By Diane VanCleave, MSW, LCSW, Youth First, Inc.
Some say, “If parenting does not feel like white knuckle time, you’re not doing it right.” Parenting has its complexities and challenges, and a parent or caretaker needs to provide age-appropriate guidance.
A child’s growth progresses through executive function efficiency. Executive function (EF) is the interconnection and coordination of brain activity skills, which is crucial to human development. Both parents and teachers need to be working toward a child’s healthy executive functioning.

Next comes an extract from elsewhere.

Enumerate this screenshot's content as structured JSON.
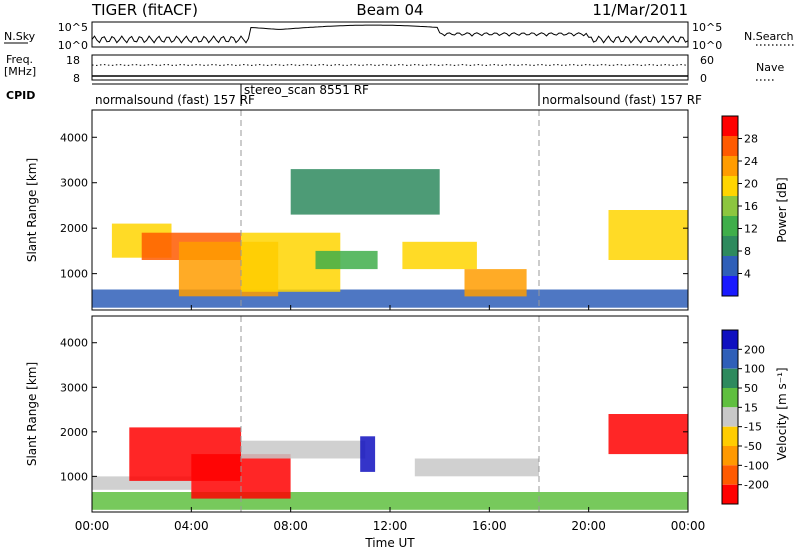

The skill sets of executive function include development in clear thinking, negotiation in living with others, task accomplishment, managing emotions, self-initiation, completing goals through steps, understanding patterns in organization, gauging time, being able to switch from one task to another, and sustained attention and memory.
There is sufficient evidence that starting at birth, the precursor patterns and sequences needed for EF evolve as the cortex develops. Researchers speak of scaffolding as the necessary building block of function. Scaffolding involves integrating earlier skill sets that help in critical thinking and integrating.

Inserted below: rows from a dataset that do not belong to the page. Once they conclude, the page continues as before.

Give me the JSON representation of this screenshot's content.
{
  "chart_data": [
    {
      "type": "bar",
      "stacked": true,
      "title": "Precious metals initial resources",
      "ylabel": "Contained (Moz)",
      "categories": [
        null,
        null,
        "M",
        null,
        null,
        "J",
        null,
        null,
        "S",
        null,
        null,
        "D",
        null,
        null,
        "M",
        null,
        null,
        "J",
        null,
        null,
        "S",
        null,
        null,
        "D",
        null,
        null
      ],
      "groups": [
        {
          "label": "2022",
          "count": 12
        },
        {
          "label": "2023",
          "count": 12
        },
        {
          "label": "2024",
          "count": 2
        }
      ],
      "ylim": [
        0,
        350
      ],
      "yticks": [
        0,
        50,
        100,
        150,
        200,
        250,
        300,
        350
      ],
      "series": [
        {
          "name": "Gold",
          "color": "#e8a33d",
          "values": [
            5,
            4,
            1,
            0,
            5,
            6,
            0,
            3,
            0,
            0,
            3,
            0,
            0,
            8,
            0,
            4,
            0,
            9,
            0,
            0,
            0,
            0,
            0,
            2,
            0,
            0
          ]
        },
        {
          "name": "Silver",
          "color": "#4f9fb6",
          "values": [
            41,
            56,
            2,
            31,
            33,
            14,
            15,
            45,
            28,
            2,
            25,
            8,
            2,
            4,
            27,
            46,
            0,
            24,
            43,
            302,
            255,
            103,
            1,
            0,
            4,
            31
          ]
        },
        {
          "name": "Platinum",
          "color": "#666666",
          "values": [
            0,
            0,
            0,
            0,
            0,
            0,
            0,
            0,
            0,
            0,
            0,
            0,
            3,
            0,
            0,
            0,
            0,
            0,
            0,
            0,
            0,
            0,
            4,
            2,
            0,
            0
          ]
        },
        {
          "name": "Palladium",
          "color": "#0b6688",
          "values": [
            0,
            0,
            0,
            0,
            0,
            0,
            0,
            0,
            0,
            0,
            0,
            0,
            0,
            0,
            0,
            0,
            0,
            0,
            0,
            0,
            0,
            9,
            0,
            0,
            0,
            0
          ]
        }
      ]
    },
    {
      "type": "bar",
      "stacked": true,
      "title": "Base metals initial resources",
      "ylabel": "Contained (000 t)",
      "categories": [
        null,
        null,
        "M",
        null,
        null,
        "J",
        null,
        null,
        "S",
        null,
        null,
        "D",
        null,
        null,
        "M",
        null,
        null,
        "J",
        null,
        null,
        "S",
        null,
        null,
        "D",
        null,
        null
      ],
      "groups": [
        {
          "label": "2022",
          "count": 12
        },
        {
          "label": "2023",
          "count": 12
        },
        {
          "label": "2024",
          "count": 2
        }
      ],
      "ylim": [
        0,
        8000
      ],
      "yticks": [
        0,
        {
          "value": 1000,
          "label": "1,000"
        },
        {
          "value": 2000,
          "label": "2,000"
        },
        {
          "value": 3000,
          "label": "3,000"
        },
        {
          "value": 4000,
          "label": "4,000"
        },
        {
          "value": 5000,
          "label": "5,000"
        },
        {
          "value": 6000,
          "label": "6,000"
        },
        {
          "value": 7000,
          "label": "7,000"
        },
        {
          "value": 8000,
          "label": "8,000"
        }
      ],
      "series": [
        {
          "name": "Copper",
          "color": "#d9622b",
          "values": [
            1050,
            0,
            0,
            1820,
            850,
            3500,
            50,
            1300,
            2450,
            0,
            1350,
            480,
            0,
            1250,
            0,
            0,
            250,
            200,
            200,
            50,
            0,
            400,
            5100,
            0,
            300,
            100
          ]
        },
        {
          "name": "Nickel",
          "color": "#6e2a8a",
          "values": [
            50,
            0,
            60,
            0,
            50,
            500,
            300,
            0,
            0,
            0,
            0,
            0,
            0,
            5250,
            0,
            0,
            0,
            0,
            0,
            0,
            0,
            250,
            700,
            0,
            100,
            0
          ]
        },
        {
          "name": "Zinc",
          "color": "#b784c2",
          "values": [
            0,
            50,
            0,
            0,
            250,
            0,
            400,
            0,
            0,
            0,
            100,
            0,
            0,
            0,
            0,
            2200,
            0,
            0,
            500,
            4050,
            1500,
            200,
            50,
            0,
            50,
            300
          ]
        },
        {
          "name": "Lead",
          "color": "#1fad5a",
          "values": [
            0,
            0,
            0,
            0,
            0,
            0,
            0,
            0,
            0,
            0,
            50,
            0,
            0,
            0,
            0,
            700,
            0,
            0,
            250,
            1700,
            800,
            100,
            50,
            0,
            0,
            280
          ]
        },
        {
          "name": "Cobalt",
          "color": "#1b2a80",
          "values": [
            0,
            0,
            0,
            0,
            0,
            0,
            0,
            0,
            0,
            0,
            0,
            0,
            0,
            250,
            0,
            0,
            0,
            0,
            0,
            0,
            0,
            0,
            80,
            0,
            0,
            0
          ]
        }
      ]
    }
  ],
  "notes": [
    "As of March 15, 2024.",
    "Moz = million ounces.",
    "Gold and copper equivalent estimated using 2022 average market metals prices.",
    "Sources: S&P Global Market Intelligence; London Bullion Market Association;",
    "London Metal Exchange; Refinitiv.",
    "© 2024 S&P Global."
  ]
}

Parents need to be observing and nurturing to recognize early precursors that will eventually add to academic, social, and economic success. A mastery in EF requires a child to engage in continued strengthening and practice. Without the practiced moments, parents may see meltdowns when tasks do not go effortlessly. These meltdowns can happen when children do not have the scaffolds that help them persist through failures and mistakes.
In teens, scaffolding activities scheduled by parents might look like time to listen and talk. A teen’s complex scaffolding would follow their own interests, focusing on what they want to accomplish and how they would accomplish that task themselves. In younger children, scaffolding looks like heavier reliance on direction. Scaffolding might include identifying colors or articulating a dialogue with the child on what they might do if they lose a toy or make a mistake.
With toddlers, EF develops when the caregiver provides toys or household items to explore. Sometimes the greatest learning experience for a toddler can even be the introduction of a cardboard box. Infants begin their EF skill sets with hand clapping, mimicry, and caregiver facial affirmation.
The parents/teacher/caregiver can use modeling and reflection from their own lived experience to nurture and support. In the modern age, executive functioning requires worthy exploration to help the child develop to their full potential. The parent or caregiver has a role to play in helping their child negotiate EF throughout their lives.